Wednesday, June 7, 2023

“MJ: The Genius of Michael Jackson”, by Steve Knopper

 

Scribner, 448 pages, ISBN-13: 978-1476730387

I owe Michael Jackson an apology. I thought that he was guilty of molesting all of those boys way back when but, after having read Steve Knopper’s MJ: The Genius of Michael Jackson, I have flip-flopped and decided that those boys (or, more likely, the parents of those boys) saw an opportunity to make a shit-ton of money off of a flawed and vulnerable boy-man and ran with it. This is not to say that Jackson was blameless in his own persecution – inviting a score of underage boys over for “sleepovers” is not a regular activity for a well-adjusted and normal man – but he was not the twisted pedophile that opposition lawyers and the hostile press made him out to be. So, then…ahem…Sorry, Mike.
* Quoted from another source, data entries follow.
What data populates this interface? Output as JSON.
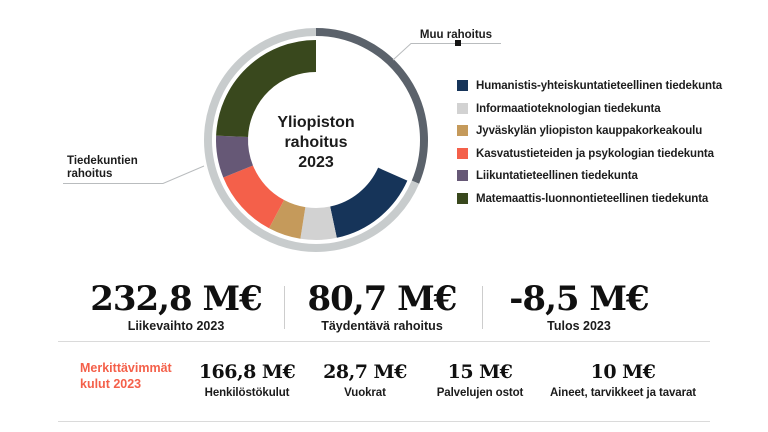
{
  "donut": {
    "center_title": "Yliopiston rahoitus 2023",
    "callout_other": "Muu rahoitus",
    "callout_faculties": "Tiedekuntien rahoitus"
  },
  "legend": [
    {
      "label": "Humanistis-yhteiskuntatieteellinen tiedekunta",
      "color": "#163459"
    },
    {
      "label": "Informaatioteknologian tiedekunta",
      "color": "#d2d2d2"
    },
    {
      "label": "Jyväskylän yliopiston kauppakorkeakoulu",
      "color": "#c59a5b"
    },
    {
      "label": "Kasvatustieteiden ja psykologian tiedekunta",
      "color": "#f4604a"
    },
    {
      "label": "Liikuntatieteellinen tiedekunta",
      "color": "#665876"
    },
    {
      "label": "Matemaattis-luonnontieteellinen tiedekunta",
      "color": "#39481d"
    }
  ],
  "key_figures": [
    {
      "value": "232,8 M€",
      "label": "Liikevaihto 2023"
    },
    {
      "value": "80,7 M€",
      "label": "Täydentävä rahoitus"
    },
    {
      "value": "-8,5 M€",
      "label": "Tulos 2023"
    }
  ],
  "expenses": {
    "title": "Merkittävimmät kulut 2023",
    "items": [
      {
        "value": "166,8 M€",
        "label": "Henkilöstökulut"
      },
      {
        "value": "28,7 M€",
        "label": "Vuokrat"
      },
      {
        "value": "15 M€",
        "label": "Palvelujen ostot"
      },
      {
        "value": "10 M€",
        "label": "Aineet, tarvikkeet ja tavarat"
      }
    ]
  },
  "chart_data": {
    "type": "donut",
    "title": "Yliopiston rahoitus 2023",
    "units": "M€",
    "legend_position": "right",
    "geometry": {
      "outer_radius": 108,
      "outer_width": 8,
      "inner_radius": 84,
      "inner_width": 32
    },
    "outer_ring_segments": [
      {
        "label": "Muu rahoitus",
        "start_deg": 0,
        "end_deg": 113,
        "color": "#5b626b"
      },
      {
        "label": "Tiedekuntien rahoitus",
        "start_deg": 113,
        "end_deg": 360,
        "color": "#c8cccd"
      }
    ],
    "inner_ring_segments": [
      {
        "label": "Humanistis-yhteiskuntatieteellinen tiedekunta",
        "start_deg": 114,
        "end_deg": 168,
        "color": "#163459"
      },
      {
        "label": "Informaatioteknologian tiedekunta",
        "start_deg": 168,
        "end_deg": 189,
        "color": "#d2d2d2"
      },
      {
        "label": "Jyväskylän yliopiston kauppakorkeakoulu",
        "start_deg": 189,
        "end_deg": 208,
        "color": "#c59a5b"
      },
      {
        "label": "Kasvatustieteiden ja psykologian tiedekunta",
        "start_deg": 208,
        "end_deg": 248,
        "color": "#f4604a"
      },
      {
        "label": "Liikuntatieteellinen tiedekunta",
        "start_deg": 248,
        "end_deg": 272.5,
        "color": "#665876"
      },
      {
        "label": "Matemaattis-luonnontieteellinen tiedekunta",
        "start_deg": 272.5,
        "end_deg": 360,
        "color": "#39481d"
      }
    ],
    "annotations": [
      "Muu rahoitus",
      "Tiedekuntien rahoitus"
    ],
    "key_figures": [
      {
        "value": "232,8",
        "unit": "M€",
        "label": "Liikevaihto 2023"
      },
      {
        "value": "80,7",
        "unit": "M€",
        "label": "Täydentävä rahoitus"
      },
      {
        "value": "-8,5",
        "unit": "M€",
        "label": "Tulos 2023"
      }
    ],
    "expenses": [
      {
        "value": "166,8",
        "unit": "M€",
        "label": "Henkilöstökulut"
      },
      {
        "value": "28,7",
        "unit": "M€",
        "label": "Vuokrat"
      },
      {
        "value": "15",
        "unit": "M€",
        "label": "Palvelujen ostot"
      },
      {
        "value": "10",
        "unit": "M€",
        "label": "Aineet, tarvikkeet ja tavarat"
      }
    ]
  }
}
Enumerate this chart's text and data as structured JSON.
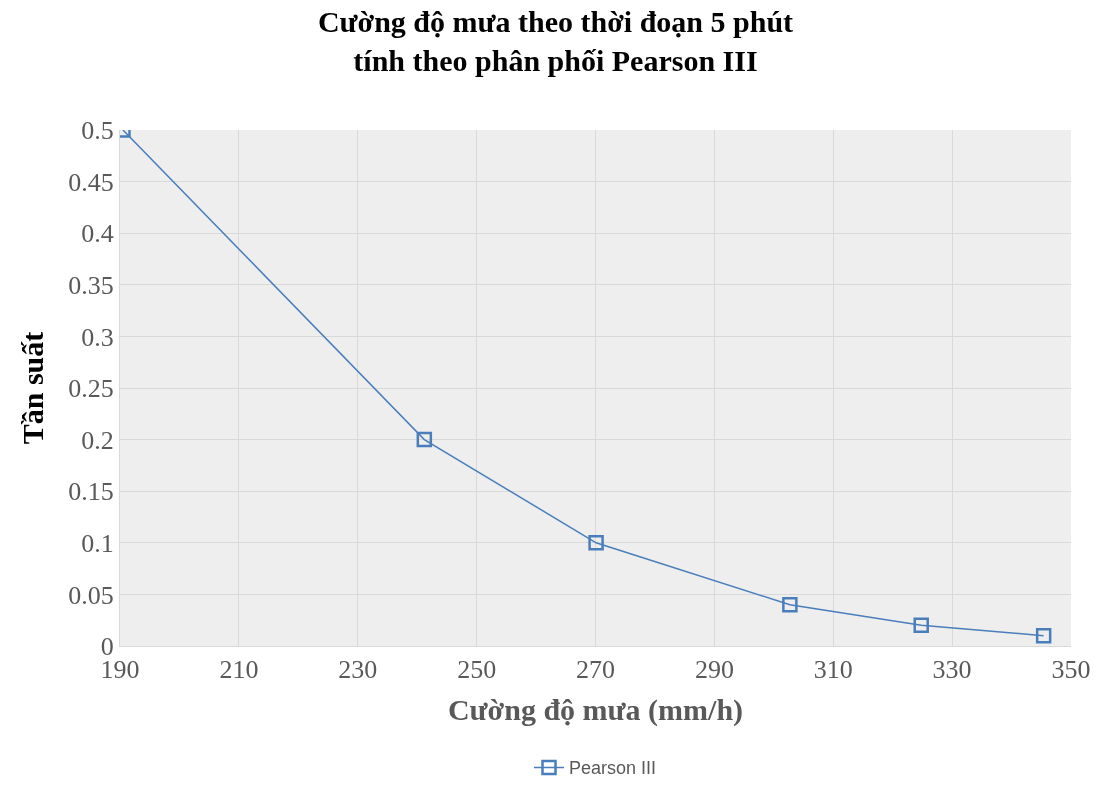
{
  "chart_data": {
    "type": "line",
    "title": "Cường độ mưa theo thời đoạn 5 phút\ntính theo phân phối Pearson III",
    "xlabel": "Cường độ mưa (mm/h)",
    "ylabel": "Tần suất",
    "x": [
      190.5,
      241.2,
      270.1,
      302.7,
      324.8,
      345.4
    ],
    "series": [
      {
        "name": "Pearson III",
        "color": "#4a7ebb",
        "values": [
          0.5,
          0.2,
          0.1,
          0.04,
          0.02,
          0.01
        ]
      }
    ],
    "xlim": [
      190,
      350
    ],
    "xticks": [
      190,
      210,
      230,
      250,
      270,
      290,
      310,
      330,
      350
    ],
    "ylim": [
      0,
      0.5
    ],
    "yticks": [
      0,
      0.05,
      0.1,
      0.15,
      0.2,
      0.25,
      0.3,
      0.35,
      0.4,
      0.45,
      0.5
    ],
    "grid": true,
    "legend": "bottom",
    "marker": "square",
    "line_style": "solid"
  }
}
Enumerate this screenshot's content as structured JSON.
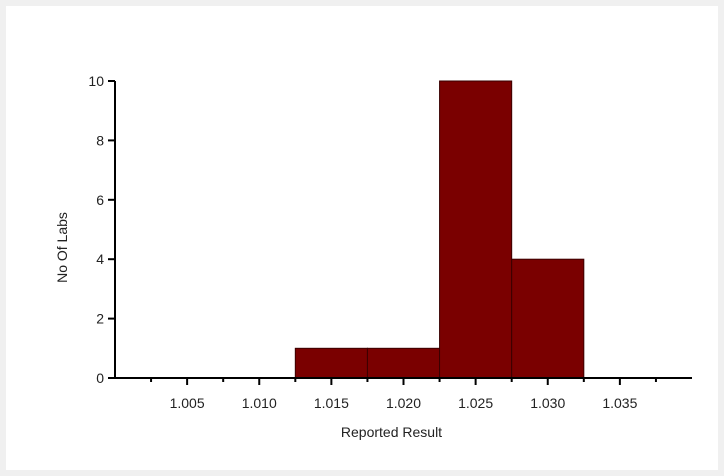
{
  "chart_data": {
    "type": "bar",
    "subtype": "histogram",
    "title": "",
    "xlabel": "Reported Result",
    "ylabel": "No Of Labs",
    "xlim": [
      1.0,
      1.04
    ],
    "ylim": [
      0,
      10
    ],
    "x_ticks": [
      1.005,
      1.01,
      1.015,
      1.02,
      1.025,
      1.03,
      1.035
    ],
    "x_tick_labels": [
      "1.005",
      "1.010",
      "1.015",
      "1.020",
      "1.025",
      "1.030",
      "1.035"
    ],
    "x_minor_ticks": [
      1.0025,
      1.0075,
      1.0125,
      1.0175,
      1.0225,
      1.0275,
      1.0325,
      1.0375
    ],
    "y_ticks": [
      0,
      2,
      4,
      6,
      8,
      10
    ],
    "y_tick_labels": [
      "0",
      "2",
      "4",
      "6",
      "8",
      "10"
    ],
    "bins": [
      {
        "start": 1.0125,
        "end": 1.0175,
        "value": 1
      },
      {
        "start": 1.0175,
        "end": 1.0225,
        "value": 1
      },
      {
        "start": 1.0225,
        "end": 1.0275,
        "value": 10
      },
      {
        "start": 1.0275,
        "end": 1.0325,
        "value": 4
      }
    ],
    "grid": false,
    "legend": "none",
    "colors": {
      "bar_fill": "#7a0000",
      "bar_stroke": "#3a0000",
      "axis": "#000000"
    }
  }
}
Despite Jackson’s tremendous worldwide success, his final years were painful and, ultimately it seems, lonely. As Knopper reveals, the singer never fully recovered from a 1984 accident that burned his scalp while he was filming a Pepsi commercial, and the constant skin bleaching and reconstructive surgeries turned his charismatic physical features ghostly. While much of Jackson’s life will always be a mystery – Just how could his voice sound almost adult just before puberty? What drove his self-destructive compulsions? What was it with all of those boys anyway? – Knopper’s book, perhaps, comes as close to some possible answers as we are likely to get, short of an undiscovered autobiography from the man.

Beginning in Jackson’s hometown of Gary, Indiana, in the tiny house he shared with his parents and eight siblings, Knopper adds a broader view of this distressed city. Gambling, prostitution and political opportunism coexisted along with the numerous blues clubs and lounges where a determined Joe Jackson brought his young sons to sing. Bigger stages and initial recording dates in Chicago followed, and while it’s widely known that Joe Jackson’s resolve degenerated into abuse, Knopper emphasizes a few images that say more than overloaded details (whenever the boys became “too wiggly”, the producers would point to a sign in the studio that read “Call Papa Joe”; they never even had to pick up the phone).

MJ stands above a crowded field. In 2010, a year after Jackson’s death, the “Journal of Pan African Studies” published a list of academic articles about him; musicologists, sociologists and law professors all drew on his life and work for their own discourses. But Knopper, who also writes for the Chicago Tribune, distills hundreds of original interviews to illuminate Jackson’s complexities. He also offers new understandings of his diligent creative process. Digging into Jackson’s hugely influential records, kinetic stage persona and occasionally brilliant investments, Knopper ties all of these elements together for this lively and definitive biography of a cultural phenomenon who was, at heart, nothing more than a lonely little boy.